Manuel Corbí en su domicilio tras la entrevista

Manuel Corbí en su domicilio tras la entrevista. | Foto: Carmen Castellón

¿Usted se cree el anuncio del ‘fin de la actividad armada’ que hicieron en 2011 o debemos mantenernos siempre en guardia contra ETA?

Me creo lo que le decía antes, que han sido derrotados y no tienen nada. Y después de lo ocurrido, después de lo que ha sido ETA en el País Vasco, y con los cambios sociales que ha habido, ¿quién se mete ahora a organizar de nuevo un grupo terrorista? Lo cual no quita que mañana, un iluminado coja una pistola y diga que ETA ha vuelto… Pero no, ese es otro riesgo que siempre existe, pero nunca será la ETA que hemos conocido. Eso nunca volverá.

“Ahora que se ha acabado ETA, yo, personalmente, veo correcto el acercamiento de los presos a las cárceles vascas”

Comenzamos hablando de la sociedad vasca… Dígame una cosa más: ¿cómo se recompone? ¿Se debe perdonar?

El perdón es algo individual y, como sociedad, a lo que debe aspirar es a que se cumpla la ley. Las leyes son las que regulan nuestra convivencia y a ellas debemos limitarnos. Se lo digo porque a mí no me duele que un terrorista cumpla su condena y salga de la cárcel; al revés, es el ejemplo de que se cumplen las leyes y de que otros, cuando lo vean salir después de 30 años, saben a lo que se exponen.

Me alegra que remarque el cumplimiento de la ley porque, por ejemplo, nunca he entendido que, una vez derrotada ETA, que no se haya acabado con la dispersión de los presos etarras. Es lo legal, pero incluso como gesto de victoria…

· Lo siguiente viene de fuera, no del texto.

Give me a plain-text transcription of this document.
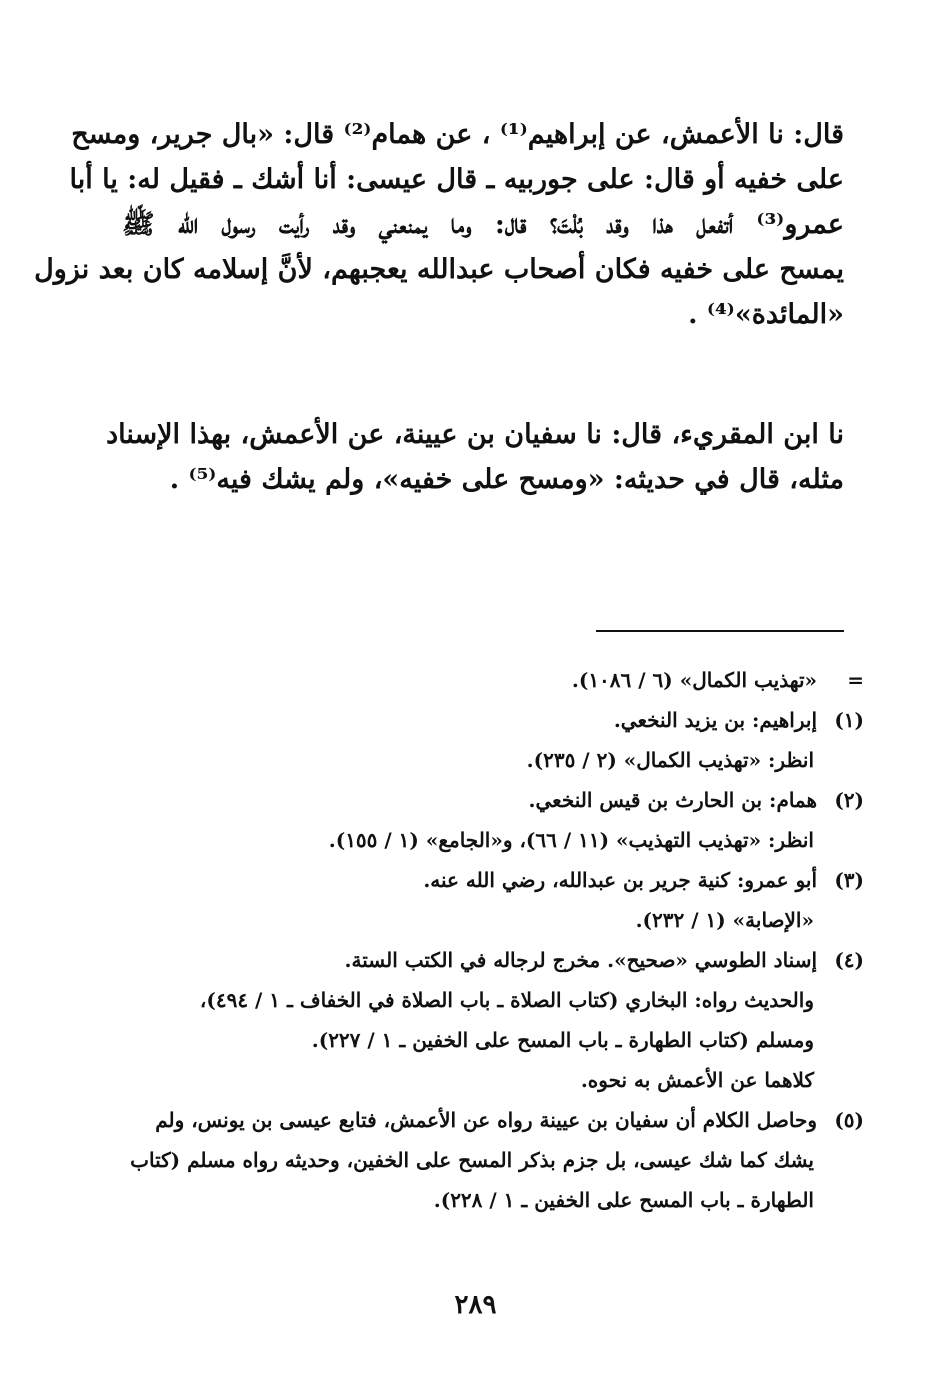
قال: نا الأعمش، عن إبراهيم⁽¹⁾ ، عن همام⁽²⁾ قال: «بال جرير، ومسح
على خفيه أو قال: على جوربيه ـ قال عيسى: أنا أشك ـ فقيل له: يا أبا
عمرو⁽³⁾ أتفعل هذا وقد بُلْتَ؟ قال: وما يمنعني وقد رأيت رسول الله ﷺ
يمسح على خفيه فكان أصحاب عبدالله يعجبهم، لأنَّ إسلامه كان بعد نزول
«المائدة»⁽⁴⁾ .
نا ابن المقريء، قال: نا سفيان بن عيينة، عن الأعمش، بهذا الإسناد
مثله، قال في حديثه: «ومسح على خفيه»، ولم يشك فيه⁽⁵⁾ .
= «تهذيب الكمال» (٦ / ١٠٨٦).
(١) إبراهيم: بن يزيد النخعي.
انظر: «تهذيب الكمال» (٢ / ٢٣٥).
(٢) همام: بن الحارث بن قيس النخعي.
انظر: «تهذيب التهذيب» (١١ / ٦٦)، و«الجامع» (١ / ١٥٥).
(٣) أبو عمرو: كنية جرير بن عبدالله، رضي الله عنه.
«الإصابة» (١ / ٢٣٢).
(٤) إسناد الطوسي «صحيح». مخرج لرجاله في الكتب الستة.
والحديث رواه: البخاري (كتاب الصلاة ـ باب الصلاة في الخفاف ـ ١ / ٤٩٤)،
ومسلم (كتاب الطهارة ـ باب المسح على الخفين ـ ١ / ٢٢٧).
كلاهما عن الأعمش به نحوه.
(٥) وحاصل الكلام أن سفيان بن عيينة رواه عن الأعمش، فتابع عيسى بن يونس، ولم
يشك كما شك عيسى، بل جزم بذكر المسح على الخفين، وحديثه رواه مسلم (كتاب
الطهارة ـ باب المسح على الخفين ـ ١ / ٢٢٨).
٢٨٩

Ser magnánimos con el vencido, se refiere… Digo lo mismo: tiene que cumplirse la legislación y el Estado está obligado a cumplirla. No puede haber un recluso beneficiado por ser terrorista ni perjudicado por ser terrorista. La sociedad vasca, que en su día calló ante los crímenes, para mí no tiene legitimidad para hablar a favor de los terroristas, pero por encima de todo eso está la ley penitenciaria. Si en su día, se alejó a los presos por terrorismo de las cárceles vascas porque era conveniente para la lucha antiterrorista, ahora que se ha acabado ETA, yo, personalmente, veo correcto el acercamiento siempre que se explique bien por qué se hace, que es en aplicación del régimen penitenciario una vez que se ha acabado la excepcionalidad, y que eso no afecte al cumplimiento de la condena y en las mismas condiciones que cualquier otro recluso con la misma pena impuesta.